The Administration needs to continue what it seems to have just started: talking about/selling the war again, on moral terms, discussing America's clear successes. The American public is tired of the nay-sayers and anti-American spin of the MSM. As Hanson points out, why should anyone believe them anymore? Their credibility on the war is zero.

And VDH points out another interesting twist to the story:

Europe is quiet now. Madrid, London, Paris, and Amsterdam have taught Europeans that it is not George Bush but Islamic fascism that threatens their very existence. Worse still, they rightly fear they have lost the good will of the United States that so generously subsidized their defense - an entitlement perhaps to be sneered at during the post-Cold War "end of history," but not in a new global war against Islamic terrorists keen to acquire deadly weapons.

Emphasis mine again. This will be a long war. But the upper hand is held currently by the US and the forces of freedom and democracy. We cannot afford to lose the upper hand.


"In all my years in politics, I've never sensed such anger and frustration from our volunteers - those who do the hard work of door to door mobilization that Republican candidates depnd on to get elected. Across the nation, wherever I go to speak with them, their refrain is the same: 'I can't tell a dime's worth of difference between the Republicans and the Democrats.' Our base rightly expects Republicans to govern by the principles - lower taxes, less government and more freedom - that got them elected. Today, with Republicans controlling both the legislative and executive branches of the federal government, there is a widening credibility gap between their rhetoric and their public policies."

Just another sorehead "aginner", I suppose, who can't see the obvious value of government spending be it welfare checks to individuals in the name of compassion or welfare checks to big business to further "economic development".

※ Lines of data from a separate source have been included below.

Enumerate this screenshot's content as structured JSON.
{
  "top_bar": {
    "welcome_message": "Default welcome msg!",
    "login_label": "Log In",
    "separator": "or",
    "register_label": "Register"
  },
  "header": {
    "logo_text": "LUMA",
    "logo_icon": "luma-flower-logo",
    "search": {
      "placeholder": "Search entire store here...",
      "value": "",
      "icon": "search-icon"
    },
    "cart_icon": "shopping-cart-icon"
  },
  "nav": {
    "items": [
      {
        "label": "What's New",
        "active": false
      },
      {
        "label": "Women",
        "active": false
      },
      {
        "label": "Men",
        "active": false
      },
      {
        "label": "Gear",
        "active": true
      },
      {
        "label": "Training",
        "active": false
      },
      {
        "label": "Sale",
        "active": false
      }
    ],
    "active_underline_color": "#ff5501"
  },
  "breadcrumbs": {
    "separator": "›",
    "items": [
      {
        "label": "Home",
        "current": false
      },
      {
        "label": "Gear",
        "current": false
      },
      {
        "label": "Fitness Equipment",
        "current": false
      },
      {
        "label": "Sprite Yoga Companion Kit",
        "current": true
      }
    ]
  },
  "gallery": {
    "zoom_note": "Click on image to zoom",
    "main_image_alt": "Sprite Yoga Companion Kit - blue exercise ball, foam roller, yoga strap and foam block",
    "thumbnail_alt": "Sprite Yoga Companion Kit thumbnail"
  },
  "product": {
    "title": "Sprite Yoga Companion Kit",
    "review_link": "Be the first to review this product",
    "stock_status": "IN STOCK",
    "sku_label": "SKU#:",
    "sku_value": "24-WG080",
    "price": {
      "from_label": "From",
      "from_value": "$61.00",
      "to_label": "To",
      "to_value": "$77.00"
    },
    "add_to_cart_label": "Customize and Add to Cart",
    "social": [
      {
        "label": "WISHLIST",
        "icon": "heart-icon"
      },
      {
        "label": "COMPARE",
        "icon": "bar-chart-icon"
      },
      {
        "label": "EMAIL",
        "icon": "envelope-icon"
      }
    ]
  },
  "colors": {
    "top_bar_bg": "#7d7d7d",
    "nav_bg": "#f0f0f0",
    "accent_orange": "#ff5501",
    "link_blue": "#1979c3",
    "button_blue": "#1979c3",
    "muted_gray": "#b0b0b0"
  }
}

In this particular case, though, the sorehead aginner is former House Majority Leader Dick Armey. The quote is from his Wall Street Journal column of November 29, 2005 (Page A18). (Hat Tip to bob for the article find.)

On that same page is an article from Senator Joe Lieberman (D-CT) taking a hard line on Iraq and why our troops must stay until the job is finished.

If enough Democrats start talking like Joe Lieberman and enough Republicans ignore Dick Armey's warnings, the Republicans will quickly lose control of either the Senate or the House. Or both.

Let's be frank. The Republicans are no more interested in (or at least no more in control of) limiting the expansion of government than are the Democrats. Thankfully for the GOP, most of the Democratic leadership is made up of lefty barking moonbats that the public very rightly senses can't be trusted with national security.

This same problem of rhetoric not matching public policy goes on at the local level also....with much criticism directed at "those big spenders in Washington"....sandwiched (metaphorically, at least) between two photo ops, one announcing the receipt of federal funds (Great job, Kay, John, and Mike!) for interactive water fountains and the other announcing the transfer of taxpayer funds into the pockets of private business owners in the name of economic development.